Why MKL's vdsin is slower than the intrinsic sin?

Dear all,

I notice from below thread,

That using MKL may speed up the computation, so I tried MKL’s vdsin function and using the same example as in the above thread,

!include "_rms.fi"
program avx
implicit none
!include "mkl_vml.f90"
integer, parameter :: dp = kind(0.d0)
real(dp) :: t1, t2, r

call cpu_time(t1)
r = f(100000000)
call cpu_time(t2)

print *, "Time", t2-t1
print *, r

contains

    real(dp) function f(N) result(r)
    integer, intent(in) :: N
    integer :: i
    real(dp) :: j(N)
    !r = 0.0_dp
    
    !j = 1.0_dp
    !do while (j<=N)
    !  r = r + sin(j)
    !  j = j + 1.0_dp
    !enddo
    
    !j = [(i, i = 1, N)]
     
    
    !r = sum( sin( dble( (/(i, i = 1,N)/) ) ) )
    
    
    
    call vdsin(N,(dble([(i,i=1,N)])),j)
    
    r = sum(j)
    
    !r = sum(sin(dble([(i,i=1,N)])))
    
    !do i = 1, N
    !    r = r + sin(dble(i))
    !end do
    
    
    return
    end function

end program

However, before using MKL it costs 0.6s, after using MKL it cost 1.3 second.
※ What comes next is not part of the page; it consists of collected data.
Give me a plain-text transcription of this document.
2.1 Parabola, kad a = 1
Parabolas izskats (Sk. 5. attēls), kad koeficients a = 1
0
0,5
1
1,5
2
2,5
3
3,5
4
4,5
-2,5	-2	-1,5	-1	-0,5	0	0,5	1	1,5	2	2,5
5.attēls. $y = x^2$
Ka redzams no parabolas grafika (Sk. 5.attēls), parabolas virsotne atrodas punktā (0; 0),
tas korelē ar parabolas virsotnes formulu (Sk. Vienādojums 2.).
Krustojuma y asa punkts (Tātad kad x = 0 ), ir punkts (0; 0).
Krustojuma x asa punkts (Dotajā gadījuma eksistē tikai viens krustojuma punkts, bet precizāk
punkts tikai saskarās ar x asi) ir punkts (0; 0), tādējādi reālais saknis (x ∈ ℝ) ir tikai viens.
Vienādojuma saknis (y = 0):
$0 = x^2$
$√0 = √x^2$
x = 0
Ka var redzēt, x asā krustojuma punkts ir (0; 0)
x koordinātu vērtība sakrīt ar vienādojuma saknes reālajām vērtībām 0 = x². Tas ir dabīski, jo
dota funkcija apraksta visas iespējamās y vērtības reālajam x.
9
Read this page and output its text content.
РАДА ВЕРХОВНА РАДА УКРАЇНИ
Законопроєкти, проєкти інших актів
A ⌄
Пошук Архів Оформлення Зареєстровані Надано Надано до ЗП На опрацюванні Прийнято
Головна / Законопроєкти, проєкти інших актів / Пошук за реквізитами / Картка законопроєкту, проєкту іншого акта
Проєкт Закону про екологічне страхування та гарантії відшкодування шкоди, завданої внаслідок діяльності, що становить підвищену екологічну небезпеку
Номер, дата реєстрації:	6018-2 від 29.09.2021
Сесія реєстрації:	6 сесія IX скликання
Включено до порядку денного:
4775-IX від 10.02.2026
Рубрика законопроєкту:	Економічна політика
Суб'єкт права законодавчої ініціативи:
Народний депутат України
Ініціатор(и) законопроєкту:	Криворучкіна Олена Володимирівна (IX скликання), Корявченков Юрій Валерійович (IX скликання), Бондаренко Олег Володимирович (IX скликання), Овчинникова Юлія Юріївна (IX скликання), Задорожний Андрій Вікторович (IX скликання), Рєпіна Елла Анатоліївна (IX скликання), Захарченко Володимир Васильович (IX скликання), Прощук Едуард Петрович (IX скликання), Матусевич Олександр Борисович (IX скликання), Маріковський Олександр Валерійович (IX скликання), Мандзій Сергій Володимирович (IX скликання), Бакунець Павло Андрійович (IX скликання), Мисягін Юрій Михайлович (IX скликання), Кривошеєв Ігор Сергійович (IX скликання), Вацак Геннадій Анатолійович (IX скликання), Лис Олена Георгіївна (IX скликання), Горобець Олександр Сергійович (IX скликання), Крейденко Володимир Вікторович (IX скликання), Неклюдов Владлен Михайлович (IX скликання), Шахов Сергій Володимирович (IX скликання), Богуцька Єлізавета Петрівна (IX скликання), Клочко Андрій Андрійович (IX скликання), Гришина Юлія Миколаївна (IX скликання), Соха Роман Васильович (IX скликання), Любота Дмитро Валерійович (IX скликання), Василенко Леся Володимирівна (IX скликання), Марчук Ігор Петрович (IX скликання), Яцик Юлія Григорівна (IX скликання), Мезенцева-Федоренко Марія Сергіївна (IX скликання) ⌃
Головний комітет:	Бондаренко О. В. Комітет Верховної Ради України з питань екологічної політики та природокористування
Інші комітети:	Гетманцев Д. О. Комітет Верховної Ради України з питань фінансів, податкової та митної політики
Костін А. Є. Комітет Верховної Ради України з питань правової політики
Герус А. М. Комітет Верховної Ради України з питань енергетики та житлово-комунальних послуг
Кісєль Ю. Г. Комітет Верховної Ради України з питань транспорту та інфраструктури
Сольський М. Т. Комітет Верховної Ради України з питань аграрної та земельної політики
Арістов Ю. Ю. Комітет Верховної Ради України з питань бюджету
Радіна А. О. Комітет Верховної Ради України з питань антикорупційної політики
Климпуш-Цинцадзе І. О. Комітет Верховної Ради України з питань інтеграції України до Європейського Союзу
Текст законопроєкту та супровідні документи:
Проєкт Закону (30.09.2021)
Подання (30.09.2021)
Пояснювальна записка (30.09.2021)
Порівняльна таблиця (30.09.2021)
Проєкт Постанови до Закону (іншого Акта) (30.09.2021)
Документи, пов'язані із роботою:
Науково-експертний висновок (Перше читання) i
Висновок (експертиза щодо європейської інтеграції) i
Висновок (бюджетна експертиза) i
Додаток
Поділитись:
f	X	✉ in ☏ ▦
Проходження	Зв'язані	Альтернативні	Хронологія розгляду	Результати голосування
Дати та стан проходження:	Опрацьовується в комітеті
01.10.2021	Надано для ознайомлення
My CPU is Xeon 2186M.

So I am confused, does anyone know how to use MKL correctly?

Thank much in advance!

PS.
I am using Intel OneAPI 2020.3 on Windows, setting is -O3 -xHost, and

The original code by @certik is

program avx
implicit none
integer, parameter :: dp = kind(0.d0)
real(dp) :: t1, t2, r

call cpu_time(t1)
r = f(100000000)
call cpu_time(t2)

print *, "Time", t2-t1
print *, r

contains

    real(dp) function f(N) result(r)
    integer, intent(in) :: N
    integer :: i
    r = 0
    do i = 1, N
        r = r + sin(real(i,dp))
    end do
    end function

end program

Isn’t it better to create the above input array before entering this part

call cpu_time(t1)
r = f(100000000)
call cpu_time(t2)

and pass the array to f() so that it measures purely the time for evaluating sin?

1 Like

Thanks @septc ! Yeah, uhm, well I just try to do the same thing as @certik did in that thread, his code is,

program avx
implicit none
integer, parameter :: dp = kind(0.d0)
real(dp) :: t1, t2, r

call cpu_time(t1)
r = f(100000000)
call cpu_time(t2)

print *, "Time", t2-t1
print *, r

contains

    real(dp) function f(N) result(r)
    integer, intent(in) :: N
    integer :: i
    r = 0
    do i = 1, N
        r = r + sin(real(i,dp))
    end do
    end function

end program

If I do

r = sum(sin(dble([(i,i=1,N)])))

it is two times faster than using MKL’s vdsin as below

    call vdsin(N,(dble([(i,i=1,N)])),j)
    r = sum(j)